4. The method for remotely measuring and quantifying carbon dioxide sequestration from Ocean Iron Enrichment according to claim 2, wherein the surface carbon sequestration as particulate organic carbon from the ocean surface to the first optical depth can thereby be calculated using a C/Chl (mg/mg) ratio.

5. The method for remotely measuring and quantifying carbon dioxide sequestration from Ocean Iron Enrichment according to claim 4, wherein in the absence of satellite observations, multispectral Chlorophyl observations from an unmanned aerial vehicle (UAV) containing chlorophyll measurement equipment can be substituted for satellite observations of chlorophyll.

6. The method for remotely measuring and quantifying carbon dioxide sequestration from Ocean Iron Enrichment according to claim 5, wherein the subsurface ocean Chlorophyll is used to provide estimates of carbon sequestration beneath the sea surface.

7. The method for remotely measuring and quantifying carbon dioxide sequestration from Ocean Iron Enrichment according to claim 6, wherein the subsurface readings of Chlorophyl are obtained using an Autonomous Underwater Vehicle (AUV).

8. The method for remotely measuring and quantifying carbon dioxide sequestration from Ocean Iron Enrichment according to claim 7, wherein the subsurface readings of Chlorophyl from surface to a depth of not less than 100 meters are used to provide estimates of Particulate Organic Carbon below the first optical depth of satellite observations.

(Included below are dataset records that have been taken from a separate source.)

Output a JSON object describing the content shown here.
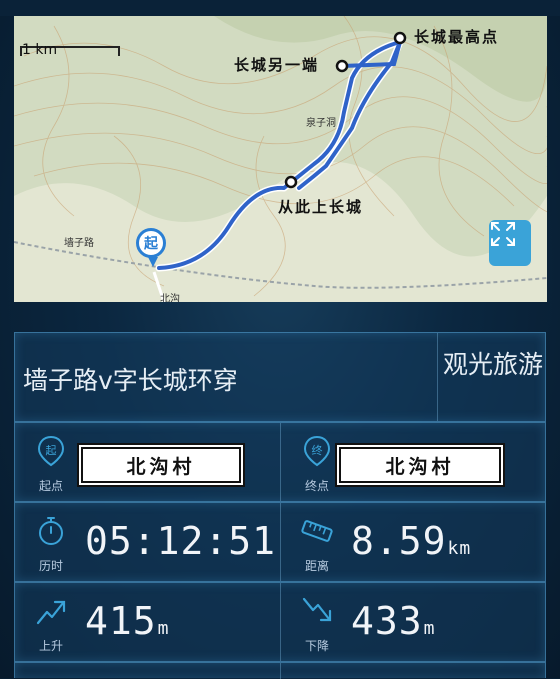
{
  "map": {
    "scale_label": "1 km",
    "waypoints": {
      "highest": "长城最高点",
      "other_end": "长城另一端",
      "ascend": "从此上长城"
    },
    "road_label": "墙子路",
    "spring_label": "泉子洞",
    "village_label": "北沟",
    "start_marker": "起"
  },
  "route": {
    "title": "墙子路v字长城环穿",
    "category": "观光旅游"
  },
  "endpoints": {
    "start": {
      "label": "起点",
      "icon_char": "起",
      "value": "北沟村"
    },
    "end": {
      "label": "终点",
      "icon_char": "终",
      "value": "北沟村"
    }
  },
  "stats": {
    "duration": {
      "label": "历时",
      "value": "05:12:51"
    },
    "distance": {
      "label": "距离",
      "value": "8.59",
      "unit": "km"
    },
    "ascent": {
      "label": "上升",
      "value": "415",
      "unit": "m"
    },
    "descent": {
      "label": "下降",
      "value": "433",
      "unit": "m"
    }
  },
  "colors": {
    "accent": "#3aa3d8",
    "route_line": "#2f63c9",
    "panel_bg": "#0b2740"
  }
}
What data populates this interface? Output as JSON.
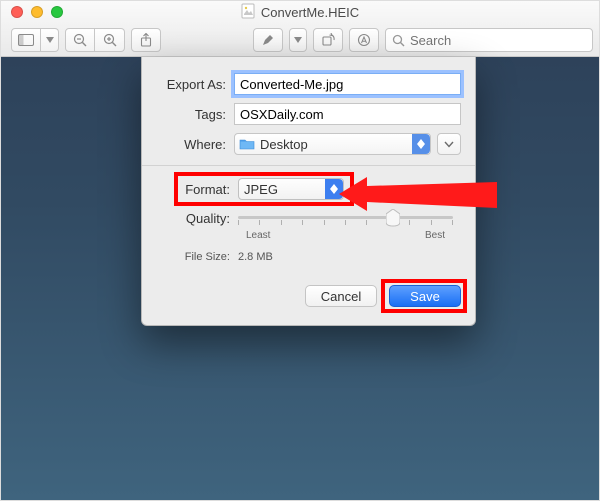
{
  "window": {
    "title": "ConvertMe.HEIC"
  },
  "toolbar": {
    "search_placeholder": "Search"
  },
  "sheet": {
    "export_as": {
      "label": "Export As:",
      "value": "Converted-Me.jpg"
    },
    "tags": {
      "label": "Tags:",
      "value": "OSXDaily.com"
    },
    "where": {
      "label": "Where:",
      "value": "Desktop"
    },
    "format": {
      "label": "Format:",
      "value": "JPEG"
    },
    "quality": {
      "label": "Quality:",
      "min_label": "Least",
      "max_label": "Best",
      "value_pct": 72
    },
    "file_size": {
      "label": "File Size:",
      "value": "2.8 MB"
    },
    "cancel_label": "Cancel",
    "save_label": "Save"
  },
  "annotations": {
    "highlight_format": true,
    "highlight_save": true,
    "arrow_color": "#ff1a1a"
  }
}
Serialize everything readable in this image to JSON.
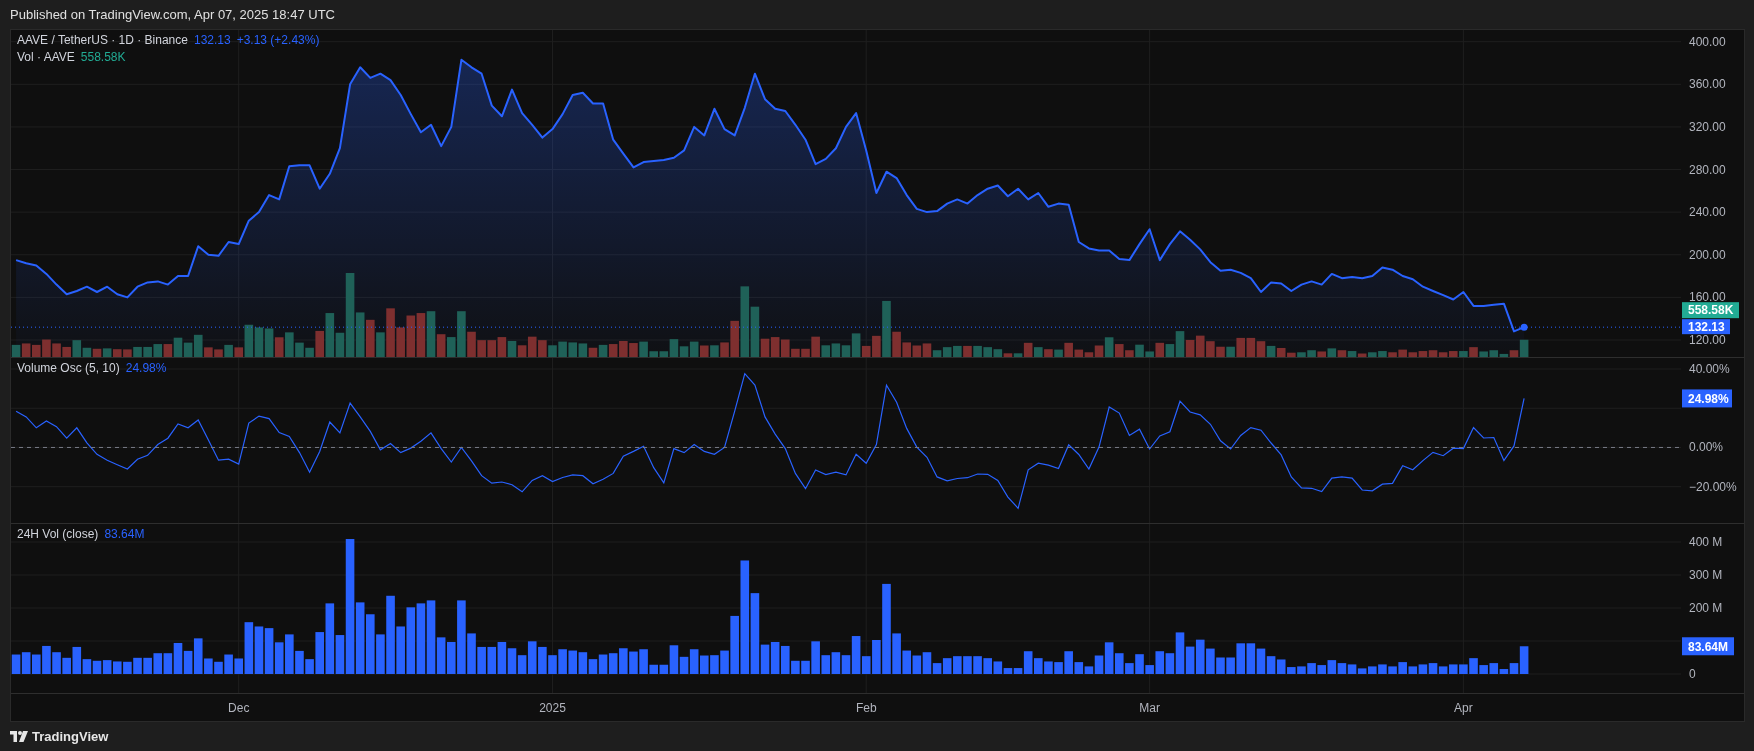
{
  "header": {
    "published": "Published on TradingView.com, Apr 07, 2025 18:47 UTC"
  },
  "price_pane": {
    "symbol": "AAVE / TetherUS · 1D · Binance",
    "last": "132.13",
    "change": "+3.13 (+2.43%)",
    "volume_label": "Vol · AAVE",
    "volume_value": "558.58K",
    "volume_badge": "558.58K",
    "price_badge": "132.13",
    "chart_data": {
      "type": "area",
      "grid": true,
      "ylim": [
        104,
        411
      ],
      "yticks": [
        {
          "value": 400,
          "label": "400.00"
        },
        {
          "value": 360,
          "label": "360.00"
        },
        {
          "value": 320,
          "label": "320.00"
        },
        {
          "value": 280,
          "label": "280.00"
        },
        {
          "value": 240,
          "label": "240.00"
        },
        {
          "value": 200,
          "label": "200.00"
        },
        {
          "value": 160,
          "label": "160.00"
        },
        {
          "value": 120,
          "label": "120.00"
        }
      ],
      "series": [
        {
          "color": "#2962ff",
          "values": [
            195,
            192,
            190,
            182,
            172,
            163,
            166,
            170,
            165,
            170,
            163,
            160,
            170,
            174,
            175,
            172,
            180,
            180,
            208,
            200,
            199,
            212,
            210,
            232,
            240,
            256,
            252,
            283,
            284,
            284,
            262,
            276,
            300,
            360,
            376,
            366,
            370,
            364,
            350,
            332,
            315,
            322,
            302,
            320,
            383,
            376,
            370,
            340,
            330,
            355,
            333,
            322,
            310,
            318,
            332,
            350,
            352,
            342,
            342,
            308,
            295,
            282,
            287,
            288,
            289,
            291,
            298,
            320,
            312,
            337,
            318,
            312,
            338,
            370,
            346,
            337,
            335,
            322,
            308,
            285,
            290,
            300,
            320,
            333,
            298,
            258,
            278,
            272,
            256,
            243,
            240,
            241,
            248,
            252,
            248,
            256,
            262,
            265,
            255,
            262,
            252,
            258,
            245,
            248,
            247,
            212,
            206,
            204,
            204,
            196,
            195,
            210,
            224,
            195,
            210,
            222,
            214,
            205,
            193,
            185,
            186,
            183,
            178,
            165,
            174,
            173,
            166,
            172,
            175,
            172,
            182,
            178,
            179,
            178,
            180,
            188,
            186,
            180,
            177,
            170,
            166,
            162,
            158,
            165,
            152,
            152,
            153,
            154,
            128,
            132,
            null,
            null,
            null,
            null,
            null,
            null,
            null,
            null,
            null,
            null,
            null,
            null,
            null,
            null,
            null
          ]
        }
      ]
    }
  },
  "volume_osc": {
    "value": "24.98%",
    "badge": "24.98%",
    "chart_data": {
      "type": "line",
      "grid": true,
      "ylim": [
        -38.5,
        45.6
      ],
      "yticks": [
        {
          "value": 40,
          "label": "40.00%"
        },
        {
          "value": 0,
          "label": "0.00%"
        },
        {
          "value": -20,
          "label": "−20.00%"
        }
      ],
      "series": [
        {
          "name": "Volume Osc (5, 10)",
          "color": "#2962ff",
          "values": [
            18.5,
            15.6,
            10,
            13.5,
            10.6,
            4.7,
            10,
            2.4,
            -3.5,
            -6.5,
            -8.8,
            -11,
            -6,
            -4,
            1.5,
            4.7,
            12,
            10,
            14,
            3.8,
            -6.5,
            -6,
            -8.5,
            12.4,
            16,
            14.7,
            7.6,
            5.6,
            -2.6,
            -12.6,
            -2,
            13,
            7.4,
            22.6,
            15.6,
            8.2,
            -1.2,
            2,
            -2.6,
            -0.3,
            3.2,
            7.4,
            -0.6,
            -7.4,
            0,
            -6.8,
            -14.4,
            -18.2,
            -17.6,
            -19,
            -22.6,
            -16.8,
            -14.4,
            -17.4,
            -15.3,
            -14,
            -14.4,
            -18.5,
            -16.2,
            -13.2,
            -4.4,
            -2,
            0.6,
            -10.3,
            -18,
            -0.6,
            -2.6,
            1.5,
            -2,
            -3.5,
            0,
            18.5,
            37.6,
            31.8,
            15.6,
            6.8,
            -0.6,
            -13.2,
            -21,
            -11.5,
            -13.8,
            -12.6,
            -14,
            -3.5,
            -8,
            1.5,
            31.8,
            23,
            9.7,
            0.2,
            -5,
            -15,
            -17,
            -15.8,
            -15.4,
            -13.5,
            -13.7,
            -16.8,
            -25.3,
            -31,
            -11.4,
            -8,
            -9,
            -10.7,
            1.3,
            -3.6,
            -11,
            0.2,
            20.6,
            17.5,
            6.1,
            9.3,
            -0.8,
            5.9,
            8,
            23.6,
            18.1,
            16.6,
            11.8,
            3.4,
            -0.8,
            6.1,
            10.1,
            8.8,
            2.3,
            -3.8,
            -15,
            -20.6,
            -20.8,
            -22.5,
            -15.6,
            -15,
            -15.6,
            -21.7,
            -22.1,
            -18.7,
            -18.3,
            -9.3,
            -11.4,
            -6.7,
            -2.5,
            -4.2,
            -0.4,
            -0.6,
            10.1,
            4.8,
            5.1,
            -6.7,
            0.8,
            25,
            null,
            null,
            null,
            null,
            null,
            null,
            null,
            null,
            null,
            null,
            null,
            null,
            null,
            null,
            null
          ]
        }
      ]
    }
  },
  "vol_24h": {
    "value": "83.64M",
    "badge": "83.64M",
    "chart_data": {
      "type": "bar",
      "grid": true,
      "ylim": [
        -57.6,
        454.5
      ],
      "yticks": [
        {
          "value": 400,
          "label": "400 M"
        },
        {
          "value": 300,
          "label": "300 M"
        },
        {
          "value": 200,
          "label": "200 M"
        },
        {
          "value": 0,
          "label": "0"
        }
      ],
      "series": [
        {
          "name": "24H Vol (close)",
          "color": "#2962ff",
          "values": [
            59,
            66,
            59,
            85,
            66,
            49,
            82,
            45,
            40,
            42,
            38,
            37,
            49,
            49,
            63,
            63,
            94,
            70,
            108,
            47,
            37,
            59,
            47,
            157,
            144,
            139,
            96,
            120,
            70,
            45,
            127,
            214,
            118,
            409,
            217,
            181,
            120,
            237,
            144,
            202,
            214,
            223,
            111,
            97,
            223,
            123,
            82,
            82,
            97,
            78,
            57,
            99,
            82,
            57,
            75,
            71,
            66,
            45,
            59,
            63,
            78,
            68,
            75,
            28,
            28,
            87,
            52,
            75,
            56,
            57,
            71,
            176,
            344,
            245,
            89,
            97,
            85,
            40,
            40,
            99,
            57,
            66,
            57,
            115,
            54,
            103,
            273,
            123,
            71,
            56,
            66,
            33,
            48,
            54,
            54,
            54,
            48,
            38,
            18,
            18,
            69,
            48,
            38,
            36,
            69,
            36,
            23,
            56,
            96,
            63,
            33,
            60,
            27,
            69,
            63,
            126,
            83,
            104,
            77,
            50,
            50,
            93,
            93,
            77,
            54,
            44,
            21,
            23,
            33,
            27,
            42,
            33,
            29,
            17,
            23,
            29,
            23,
            36,
            23,
            29,
            33,
            23,
            29,
            29,
            48,
            27,
            33,
            15,
            33,
            84,
            null,
            null,
            null,
            null,
            null,
            null,
            null,
            null,
            null,
            null,
            null,
            null,
            null,
            null,
            null
          ]
        }
      ]
    }
  },
  "time_axis": {
    "labels": [
      {
        "label": "Dec"
      },
      {
        "label": "2025"
      },
      {
        "label": "Feb"
      },
      {
        "label": "Mar"
      },
      {
        "label": "Apr"
      }
    ]
  },
  "footer": {
    "brand": "TradingView"
  }
}
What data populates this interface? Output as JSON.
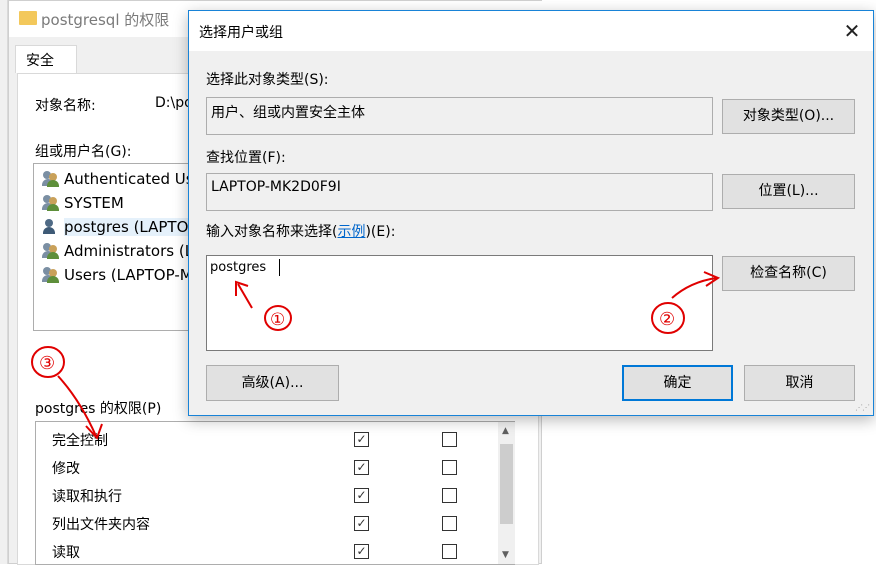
{
  "colors": {
    "accent": "#0078d7",
    "annotation": "#e00000",
    "window_bg": "#f0f0f0"
  },
  "properties_window": {
    "title": "postgresql 的权限",
    "folder_icon": "folder-icon",
    "tab_security": "安全",
    "object_name_label": "对象名称:",
    "object_name_value": "D:\\po",
    "group_label": "组或用户名(G):",
    "users": [
      {
        "name": "Authenticated Us",
        "icon": "users-icon"
      },
      {
        "name": "SYSTEM",
        "icon": "users-icon"
      },
      {
        "name": "postgres (LAPTOP",
        "icon": "user-icon"
      },
      {
        "name": "Administrators (L",
        "icon": "users-icon"
      },
      {
        "name": "Users (LAPTOP-M",
        "icon": "users-icon"
      }
    ],
    "perm_label": "postgres 的权限(P)",
    "permissions": [
      {
        "name": "完全控制",
        "allow": "✓",
        "deny": ""
      },
      {
        "name": "修改",
        "allow": "✓",
        "deny": ""
      },
      {
        "name": "读取和执行",
        "allow": "✓",
        "deny": ""
      },
      {
        "name": "列出文件夹内容",
        "allow": "✓",
        "deny": ""
      },
      {
        "name": "读取",
        "allow": "✓",
        "deny": ""
      }
    ]
  },
  "dialog": {
    "title": "选择用户或组",
    "close_glyph": "✕",
    "object_type_label": "选择此对象类型(S):",
    "object_type_value": "用户、组或内置安全主体",
    "object_type_button": "对象类型(O)...",
    "location_label": "查找位置(F):",
    "location_value": "LAPTOP-MK2D0F9I",
    "location_button": "位置(L)...",
    "enter_label_prefix": "输入对象名称来选择(",
    "enter_label_link": "示例",
    "enter_label_suffix": ")(E):",
    "enter_value": "postgres",
    "check_names_button": "检查名称(C)",
    "advanced_button": "高级(A)...",
    "ok_button": "确定",
    "cancel_button": "取消"
  },
  "annotations": [
    "①",
    "②",
    "③"
  ]
}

9. The method for remotely measuring and quantifying carbon dioxide sequestration from Ocean Iron Enrichment according to claim 7, wherein subsurface carbon sequestration as Particulate Organic Carbon is calculated using a C/Chl (mg/mg) ratio.

10. The method for remotely measuring and quantifying carbon dioxide sequestration from Ocean Iron Enrichment according to claim 9, wherein total carbon sequestration is a sum of carbon sequestration from the ocean surface layer and subsurface carbon sequestration.

11. The method for remotely measuring and quantifying carbon dioxide sequestration from Ocean Iron Enrichment according to claim 7, wherein a transmissometer or Particulate Organic Carbon sensing device mounted on an AUV can be used to measure Particulate Organic Carbon directly as an alternative to estimating Particulate Organic Carbon via Chlorophyll, or in combination with measurements of Chlorophyll to determine metrics for Particulate Organic Carbon.

12. The method for remotely measuring and quantifying carbon dioxide sequestration from Ocean Iron Enrichment according to claim 1, wherein physical samples of vertical carbon flux may be collected within an area of interest to calibrate the information collected from the remote sensing devices.